Wat een domme onzin verkondigt Aristoteles nu weer

In 1991 verscheen De wereld van Sofie van de Noorse schrijver Jostein Gaarder. Het boek werd wereldwijd een bestseller. De geschiedenis van de filosofie werd op een toegankelijke manier uitgelegd aan het meisje met de niet toevallige naam Sofie. Meer dan dertig jaar later is daar de verstripping van de het jeugdboek. Scenarist Vincent Zabus en Nicoby durfden het aan om het oorspronkelijke werk om te werken tot deze graphic novel. Het zal verschijnen in twee delen. Het eerste deel heeft als ondertitel De filosofie, van Socrates tot Galileï. In werkelijkheid beginnen ze iets eerder, bij de Noorse natuurgod Thor en eindigen ze iets later: als Spinoza behandeld gaat worden.

Het eerste wat opvalt is de vrijheid die de makers genomen (en van Gaarder gekregen) hebben ten opzichte van het oorspronkelijke verhaal. Zo is Sofie een echte representant van deze tijd die meedoet in demonstraties om het klimaat te redden. In een gesprekje met niemand minder dan Socrates refereert Sofie aan de pandemie in onze dagen en probeert ze het gedrag van wat wij wappies noemen te begrijpen.

Socrates: ‘Ultracrépidarisme! [sic] Dat is als mensen van alles beweren over zaken waar ze geen verstand van hebben.’
Sofie: ‘Precies!

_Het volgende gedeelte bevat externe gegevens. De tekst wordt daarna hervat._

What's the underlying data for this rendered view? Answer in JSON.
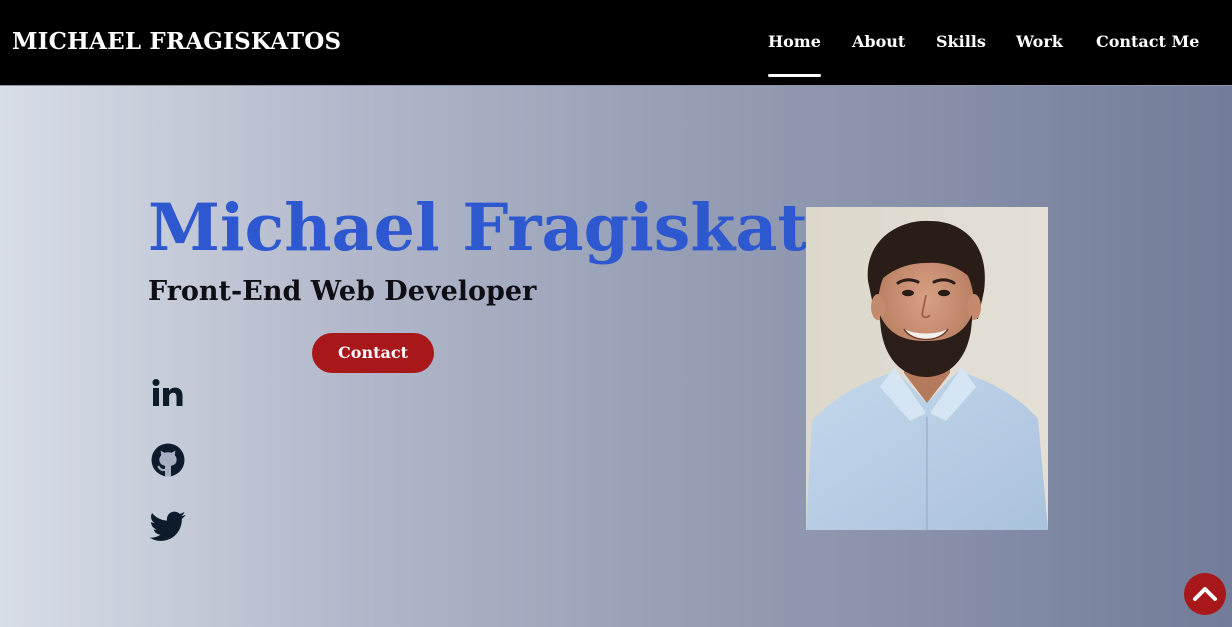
{
  "nav": {
    "brand": "MICHAEL FRAGISKATOS",
    "items": [
      {
        "label": "Home",
        "active": true
      },
      {
        "label": "About",
        "active": false
      },
      {
        "label": "Skills",
        "active": false
      },
      {
        "label": "Work",
        "active": false
      },
      {
        "label": "Contact Me",
        "active": false
      }
    ]
  },
  "hero": {
    "name": "Michael Fragiskatos",
    "title": "Front-End Web Developer",
    "contact_label": "Contact",
    "socials": [
      {
        "icon": "linkedin-icon"
      },
      {
        "icon": "github-icon"
      },
      {
        "icon": "twitter-icon"
      }
    ],
    "portrait": "profile-photo"
  },
  "scroll_top": {
    "icon": "chevron-up-icon"
  },
  "colors": {
    "name": "#2e58d0",
    "accent": "#a8171a",
    "nav_bg": "#000000",
    "social_icon": "#0d1b2a"
  }
}
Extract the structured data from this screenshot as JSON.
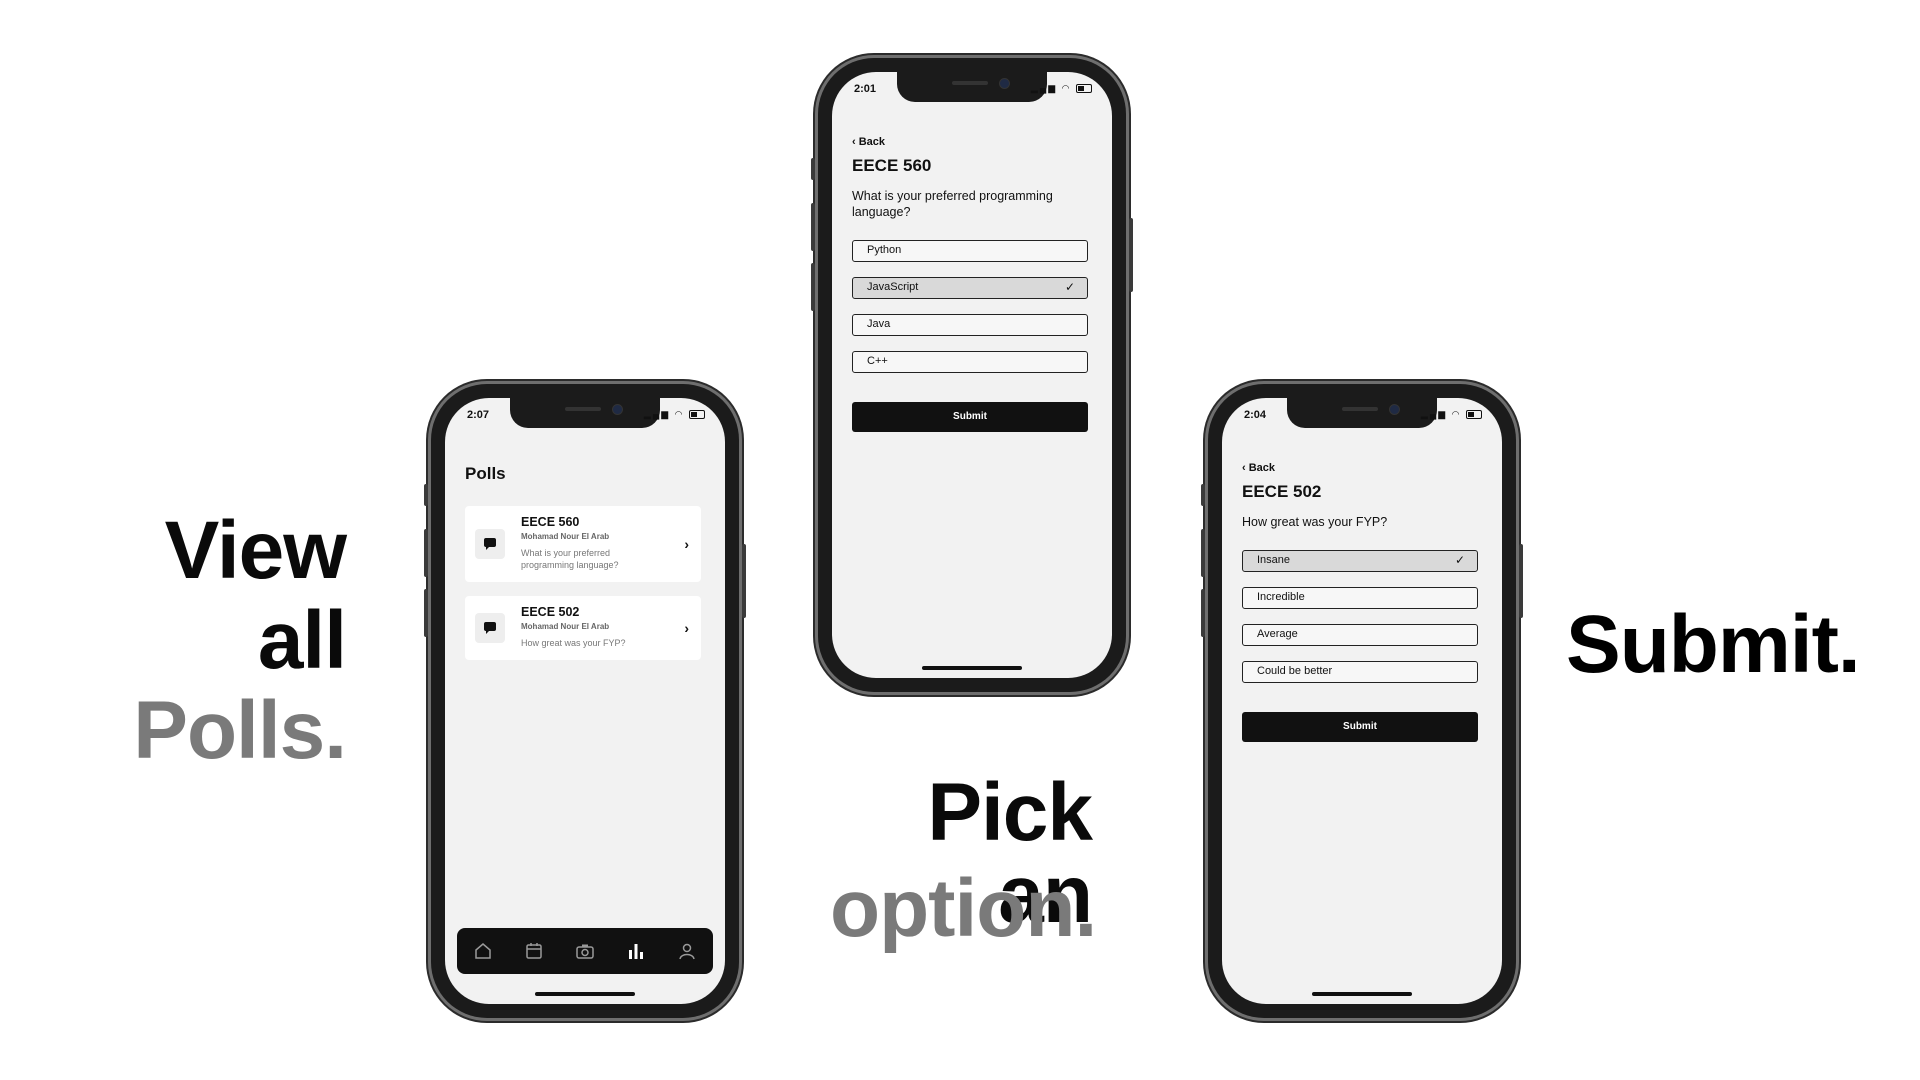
{
  "captions": {
    "view": [
      "View",
      "all",
      "Polls."
    ],
    "pick": [
      "Pick an",
      "option."
    ],
    "submit": "Submit."
  },
  "phone_list": {
    "time": "2:07",
    "title": "Polls",
    "polls": [
      {
        "title": "EECE 560",
        "author": "Mohamad Nour El Arab",
        "question": "What is your preferred programming language?"
      },
      {
        "title": "EECE 502",
        "author": "Mohamad Nour El Arab",
        "question": "How great was your FYP?"
      }
    ],
    "tabs": [
      "home-icon",
      "calendar-icon",
      "camera-icon",
      "polls-icon",
      "profile-icon"
    ],
    "active_tab": "polls-icon"
  },
  "phone_pick": {
    "time": "2:01",
    "back": "Back",
    "title": "EECE 560",
    "question": "What is your preferred programming language?",
    "options": [
      "Python",
      "JavaScript",
      "Java",
      "C++"
    ],
    "selected": "JavaScript",
    "submit": "Submit"
  },
  "phone_submit": {
    "time": "2:04",
    "back": "Back",
    "title": "EECE 502",
    "question": "How great was your FYP?",
    "options": [
      "Insane",
      "Incredible",
      "Average",
      "Could be better"
    ],
    "selected": "Insane",
    "submit": "Submit"
  },
  "colors": {
    "accent": "#111111",
    "caption_gray": "#7a7a7a",
    "screen_bg": "#f2f2f2"
  }
}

Tja, ik geloof dat maar beter alleen kan spreken over zaken waar je echt verstand van hebt, want als alles zomaar gezegd wordt, wordt het moeilijk na te denken. Woorden hebben een waarde die gelijk is aan de competentie van degene die ze uitspreekt, of niet?
Socrates: ‘Denk je?’
Sofie (nadenkend) ‘… Ik weet het niet… maar dat lijkt me wel… toch?’
Socrates: Je zou je kunnen voorstellen dat de onwetenden meer vertrouwen hebben in die schreeuwers dan in degenen die de limieten van hun kennis inzien. En daarom gaan de onwetenden het beetje dat ze denken te weten nog categorischer benadrukken. Wat denk je daarvan?’

Zoals je ziet is dit niet echt Jip en Janneke-taal. Sterker nog, dit is nog wel goed te snappen. Als de daadwerkelijke filosofieën behandeld worden, dan komen de abstracties wel heel snel voorbij, zeker als je het boek in één avond leest. Die uitstapjes naar het nu geven het verhaal wel wat lucht. Dat geldt in het bijzonder als Sofie de zoveelste man tegenkomt. Over de ideeën van Aristoteles over de vrouw is dan ook snel klaar: ‘Wat een domme onzin! Zo gek als een hoedje, die Aristoteles…’ Sinds Barbara Stok weten we dat er wel degelijk vrouwelijke filosofen waren in de oudheid.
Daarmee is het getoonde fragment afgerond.